Headbangers in hijabs: inside Indonesia’s heavy metal scene
From hijab-wearing female metal band Voice of Baceprot to the Hammersonic music festival that includes prayer breaks, Indonesia’s metalheads show that ‘the devil’s music’ doesn’t have to clash with their Islamic identity
According to Encyclopaedia Metallum: The Metal Archives, an independent website that provides an exhaustive list of every heavy metal band in the world, there are more than 1,500 metal bands found across Indonesia’s sprawling archipelago. In comparison, China has less than 300.
Indonesia’s hijab-wearing Muslim heavy metal group VoB smashes stereotypes
This won’t come as news to metalheads. Indonesia has long been known as a “metal republic”, perhaps ever since Deep Purple sent crowds headbanging in Jakarta back in 1975.
Jeremy Wallach, an ethnomusicologist at the Bowling Green State University in Ohio and author of Modern Noise, Fluid Genres: Popular Music in Indonesia, 1997-2001, says the metal subculture in Indonesia has grown rapidly since the 1990s. The underground metal scene has often helped focus resistance there; it is partly responsible for toppling the autocratic Suharto regime in 1998 and helping to foster a new democratic society in its place.
Since then, the nation has continued to produce metal goliaths, pummelling heavy sounds into the ears of frenzied crowds in and out of the country and winning global metal awards. The country also hosts the largest annual metal festival in Southeast Asia, Hammersonic, which draws more than 30,000 metalheads.

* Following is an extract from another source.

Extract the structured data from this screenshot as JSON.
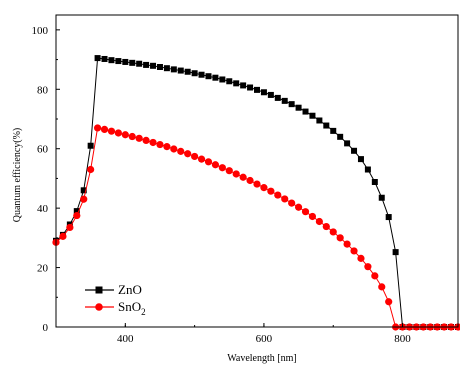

Even the Indonesian president himself is a self-proclaimed heavy metal devotee. Joko Widodo is often seen sporting a metal band T-shirt and leather jacket, while playfully flashing the devil horns sign when being photographed. He has told the media that he is a big fan of Lamb of God, Metallica and Napalm Death. Randy Blythe, the frontman of Lamb of God, calls Widodo “the world’s first heavy metal president”.